Deep in the Pacific Ocean, Tamu Massif is an inactive volcano that's as big as New Mexico and comparable to the massive Olympus Mons on Mars.

Tim Hornyak
Crave freelancer Tim Hornyak is the author of "Loving the Machine: The Art and Science of Japanese Robots." He has been writing about Japanese culture and technology for a decade. E-mail Tim.
Tim Hornyak
2 min read
Tamu Massif
An enormous feature in the northern Pacific, Tamu Massif has been confirmed as the largest single volcano on Earth. Image courtesy William Sager

Scientists have discovered a staggering colossus that once spewed fire but now slumbers deep in the Pacific Ocean. Sadly it's not Godzilla, but it is a volcano with a footprint comparable to Olympus Mons on Mars, the largest volcano in the solar system.

Covering an area of 120,000 square miles, which makes it about the size of New Mexico or the British Isles, the formation dubbed Tamu Massif is one of the biggest ever found, according to a study led by University of Houston professor William Sager.

"We show that the Tamu Massif is a single, immense volcano, constructed from massive lava flows that emanated from the volcano center to form a broad, shield-like shape," Sager and colleagues write in Nature Geoscience (PDF).

"We suggest that the Tamu Massif could be the largest single volcano on Earth and that it is comparable in size to the largest volcano in the solar system, Olympus Mons on Mars."

Hawaii's Mauna Loa, the largest active volcano on Earth, is taller than Tamu Massif but has only about 2 percent of its area.

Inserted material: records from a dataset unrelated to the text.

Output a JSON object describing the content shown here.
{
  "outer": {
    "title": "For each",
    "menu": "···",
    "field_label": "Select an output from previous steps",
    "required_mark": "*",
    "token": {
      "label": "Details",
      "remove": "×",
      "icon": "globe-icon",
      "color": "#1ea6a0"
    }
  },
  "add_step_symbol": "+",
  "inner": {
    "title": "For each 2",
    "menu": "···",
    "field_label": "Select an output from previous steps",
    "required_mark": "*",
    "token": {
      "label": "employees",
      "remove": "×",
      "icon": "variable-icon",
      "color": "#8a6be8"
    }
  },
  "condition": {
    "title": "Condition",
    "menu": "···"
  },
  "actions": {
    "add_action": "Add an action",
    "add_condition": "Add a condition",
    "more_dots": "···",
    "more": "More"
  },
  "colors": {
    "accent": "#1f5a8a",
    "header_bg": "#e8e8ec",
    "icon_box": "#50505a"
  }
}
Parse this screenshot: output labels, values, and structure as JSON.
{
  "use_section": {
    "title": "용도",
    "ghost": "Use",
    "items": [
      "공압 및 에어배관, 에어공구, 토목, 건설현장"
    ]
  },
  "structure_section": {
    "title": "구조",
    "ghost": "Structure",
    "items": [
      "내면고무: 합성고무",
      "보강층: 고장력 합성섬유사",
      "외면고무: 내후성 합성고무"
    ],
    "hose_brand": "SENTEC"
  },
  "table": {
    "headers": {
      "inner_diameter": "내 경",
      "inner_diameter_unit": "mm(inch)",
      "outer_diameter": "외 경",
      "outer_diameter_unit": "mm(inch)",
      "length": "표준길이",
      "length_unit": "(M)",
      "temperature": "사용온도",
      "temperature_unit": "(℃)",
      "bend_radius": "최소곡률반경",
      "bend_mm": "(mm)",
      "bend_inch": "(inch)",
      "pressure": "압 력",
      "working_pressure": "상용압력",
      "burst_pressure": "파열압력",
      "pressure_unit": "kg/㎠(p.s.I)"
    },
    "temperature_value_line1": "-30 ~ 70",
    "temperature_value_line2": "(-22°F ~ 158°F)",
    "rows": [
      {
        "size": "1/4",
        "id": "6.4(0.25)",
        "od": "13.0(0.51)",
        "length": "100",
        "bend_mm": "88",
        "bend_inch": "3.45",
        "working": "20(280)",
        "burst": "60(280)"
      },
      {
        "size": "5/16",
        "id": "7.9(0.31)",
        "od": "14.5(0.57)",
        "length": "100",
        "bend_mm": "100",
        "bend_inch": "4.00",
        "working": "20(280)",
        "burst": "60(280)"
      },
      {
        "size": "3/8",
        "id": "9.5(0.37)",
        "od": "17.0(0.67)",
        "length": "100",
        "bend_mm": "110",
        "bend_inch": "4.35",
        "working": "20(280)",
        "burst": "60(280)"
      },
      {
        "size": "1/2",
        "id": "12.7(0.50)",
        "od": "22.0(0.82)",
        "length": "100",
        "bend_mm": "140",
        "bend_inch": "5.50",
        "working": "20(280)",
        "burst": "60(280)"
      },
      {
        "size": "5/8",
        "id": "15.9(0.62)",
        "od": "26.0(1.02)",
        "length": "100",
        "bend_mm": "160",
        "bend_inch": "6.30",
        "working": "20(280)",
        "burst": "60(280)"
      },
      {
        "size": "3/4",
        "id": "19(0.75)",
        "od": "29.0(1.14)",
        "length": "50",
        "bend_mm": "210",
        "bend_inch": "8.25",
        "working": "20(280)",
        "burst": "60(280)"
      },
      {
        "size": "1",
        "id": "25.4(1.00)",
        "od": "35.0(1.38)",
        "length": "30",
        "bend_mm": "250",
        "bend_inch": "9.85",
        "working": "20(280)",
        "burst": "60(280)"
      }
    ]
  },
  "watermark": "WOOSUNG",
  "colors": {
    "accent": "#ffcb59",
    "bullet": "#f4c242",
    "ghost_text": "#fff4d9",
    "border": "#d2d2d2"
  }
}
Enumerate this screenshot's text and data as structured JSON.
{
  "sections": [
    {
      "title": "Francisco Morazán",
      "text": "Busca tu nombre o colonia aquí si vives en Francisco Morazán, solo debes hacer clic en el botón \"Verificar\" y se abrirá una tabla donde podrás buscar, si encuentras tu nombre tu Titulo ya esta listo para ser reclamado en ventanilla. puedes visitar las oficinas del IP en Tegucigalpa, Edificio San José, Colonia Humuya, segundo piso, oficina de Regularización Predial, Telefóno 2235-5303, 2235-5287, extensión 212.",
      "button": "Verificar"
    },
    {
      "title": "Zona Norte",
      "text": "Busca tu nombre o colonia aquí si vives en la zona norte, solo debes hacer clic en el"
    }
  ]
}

Located 1,000 miles east of Japan, the gently sloping Tamu (an acronym for Texas A&M University, where Sager worked) is part of an underwater mountain range called the Shatsky Rise that was formed 130 million to 145 million years ago.

Tamu's summit is roughly 6,500 feet below the ocean's surface. Most of the formation is thought to be in waters that are nearly 4 miles deep.

Researchers had long pondered whether it was one volcano or a collection of many. Core samples and other data convinced the Sager team that the giant mass of basalt, which is low and broad, originated from a single source near the center.

Tamu Massif core samples
IODP technician Margaret Hastedt labels core samples from Tamu Massif aboard the drillship JOIDES Resolution. The samples suggested lava flows up to 75 feet thick. Integrated Ocean Drilling Program/U.S. Implementing Organization

In 2010 and 2012, Sager and his collaborators fired air guns to send seismic waves deep into the formation, and found that all the lava flows flowed away from the summit, suggesting a central magma vent.

The core samples were obtained during the Integrated Ocean Drilling Program (IODP) Expedition 324 (Shatsky Rise Formation) from the research vessel JOIDES Resolution in 2009.

"Tamu Massif is the biggest single shield volcano ever discovered on Earth," Sager said in a release. "There may be larger volcanoes, because there are bigger igneous features out there such as the Ontong Java Plateau, but we don't know if these features are one volcano or complexes of volcanoes."

"Its shape is different from any other sub-marine volcano found on Earth, and it's very possible it can give us some clues about how massive volcanoes can form," he added.

"An immense amount of magma came from the center, and this magma had to have come from the Earth's mantle. So this is important information for geologists trying to understand how the Earth's interior works."